The hallmark features of rho-independent transcription terminators are a G+C-rich dyad symmetry sequence followed by a run of T residues on a sense strand. Both of these structural elements are required for efficient transcription termination. Besides its primary function, rho-independent terminators are also known to enhance expression of an upstream gene by stabilizing RNA in a few cases. The Escherichia coli crp gene encoding cAMP receptor protein (CRP) contains a typical rho-independent terminator. To gain further insight into the roles of the G+C-rich dyad symmetry sequence and the poly(T) tract both in transcription termination and mRNA stabilization, we constructed a series of variant crp terminators and analyzed their abilities regarding these two functions.
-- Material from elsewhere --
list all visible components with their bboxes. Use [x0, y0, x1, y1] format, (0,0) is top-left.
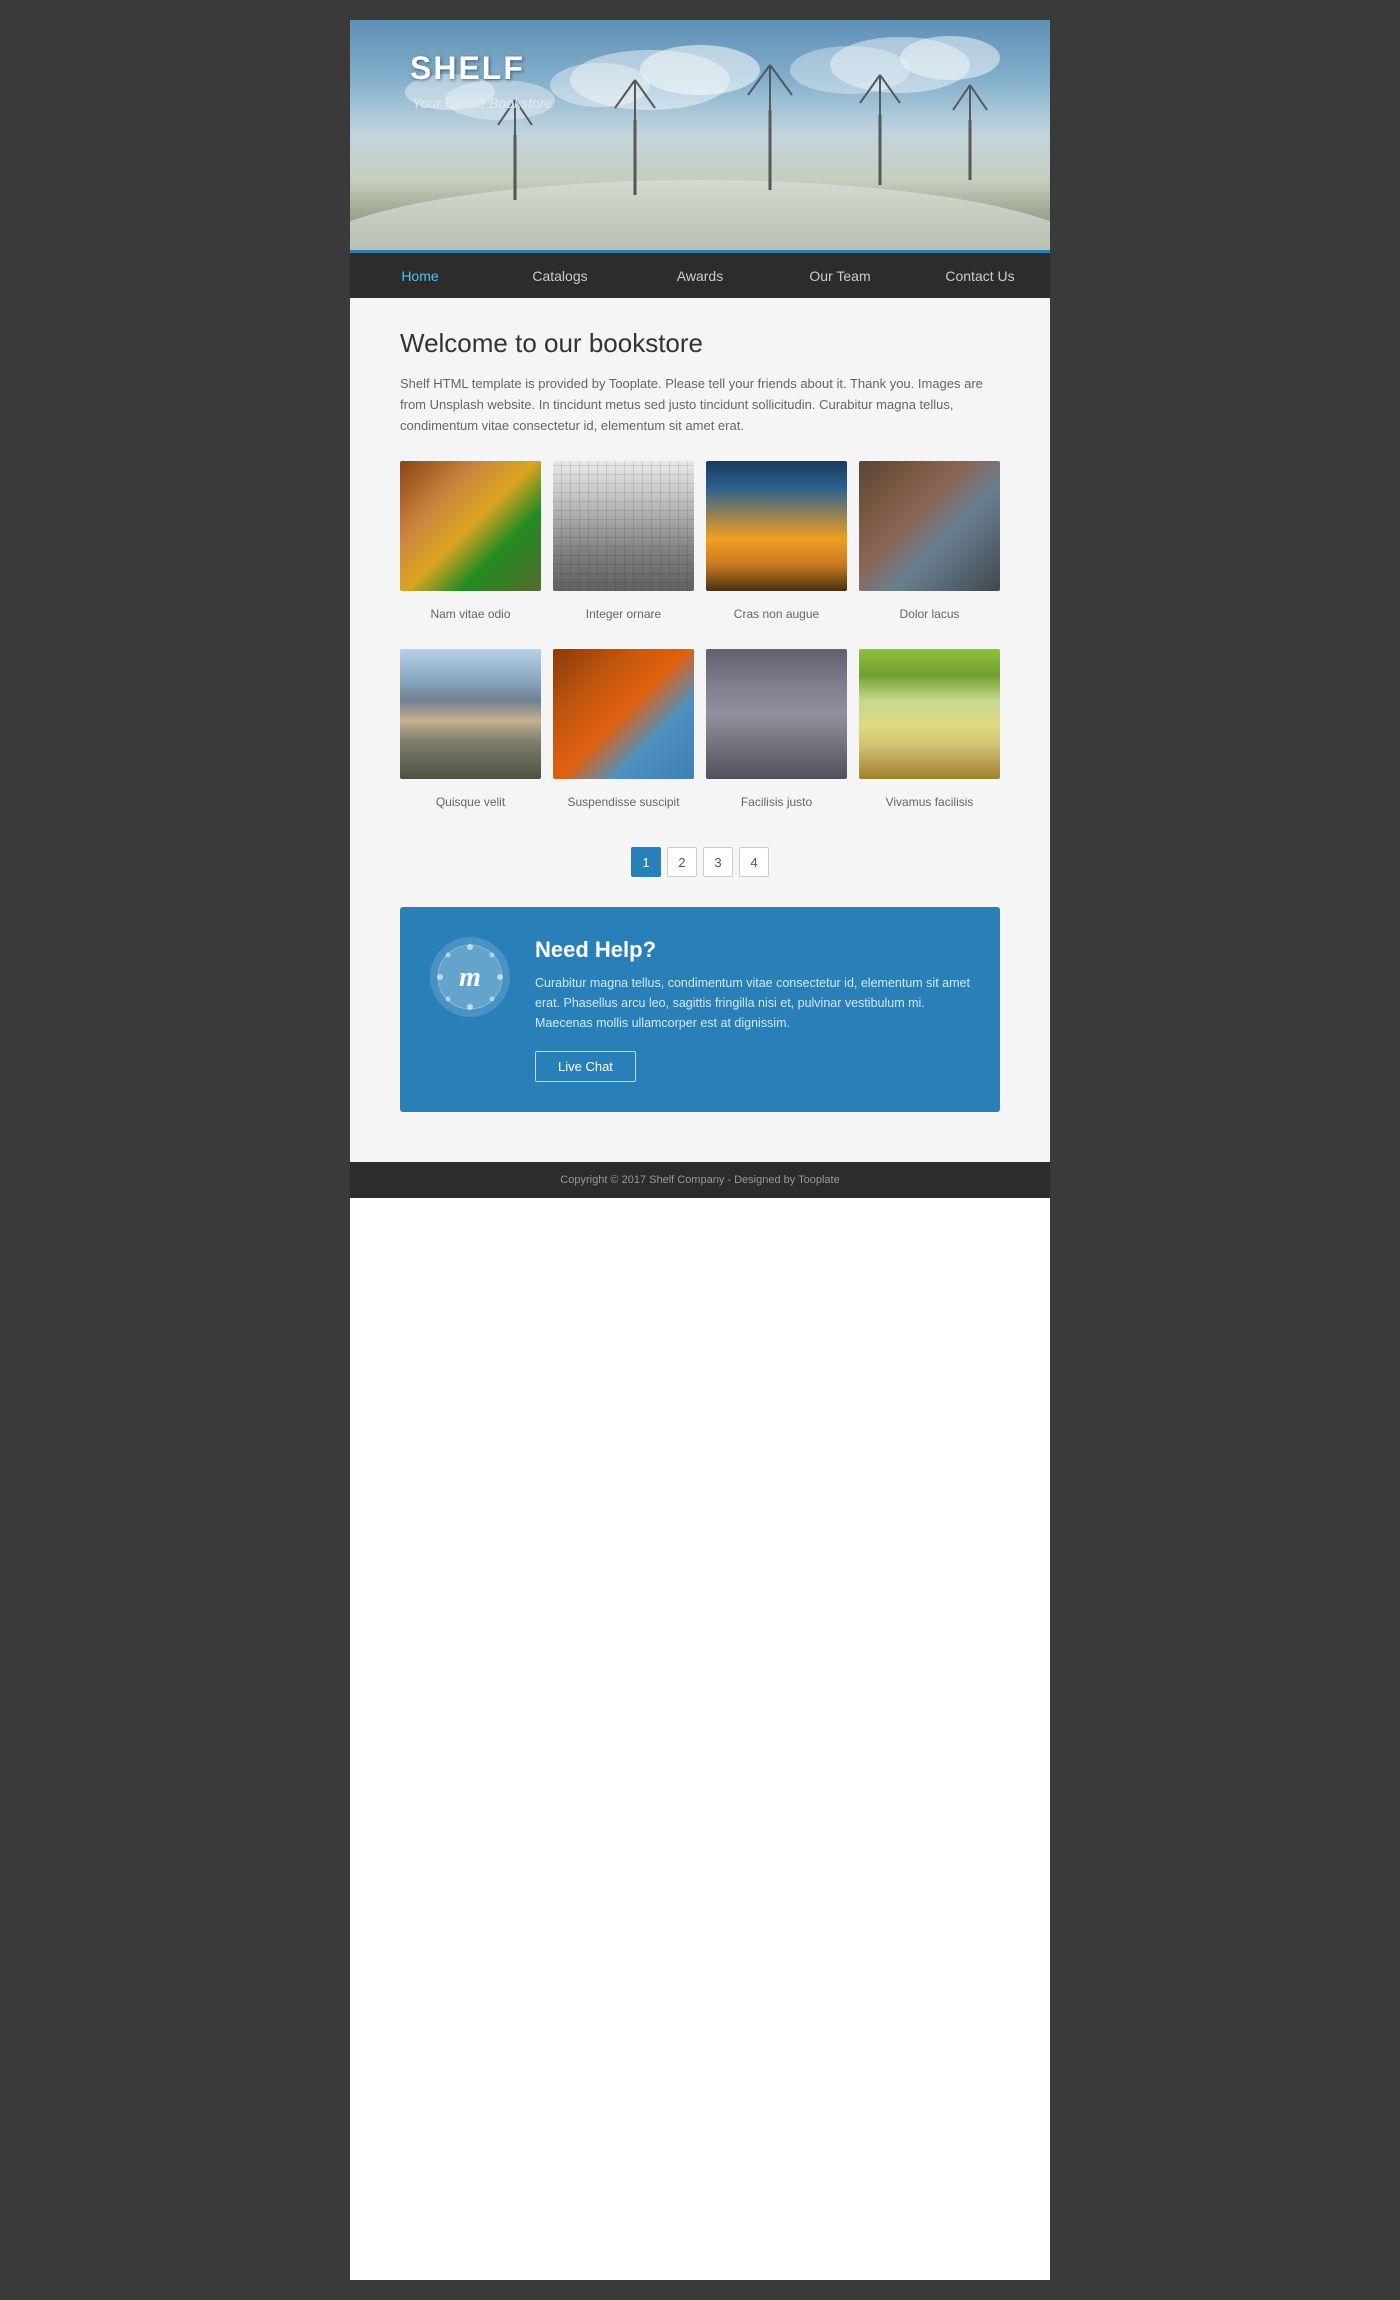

Disruption of the G+C-rich dyad symmetry sequence almost completely eliminated terminator activity while disruption of the poly(T) tract reduced terminator activity significantly but not completely. Thus, the contribution of the G+C-rich dyad symmetry sequence to transcription termination is larger than that of the poly(T) tract. Disruption of the G+C-rich dyad symmetry region reduced expression of the upstream crp gene by accelerating the rate of mRNA degradation. However, disruption of the poly(T) sequence had no effect on the stability of the crp mRNA, indicating that the poly(T) tract plays no role in mRNA stabilization. When the crp terminator was replaced by terminators derived from other genes, the fusion genes expressed the crp mRNA at the same level as did the native crp gene, suggesting that the mRNA stabilization effect is probably a general nature of rho-independent terminators.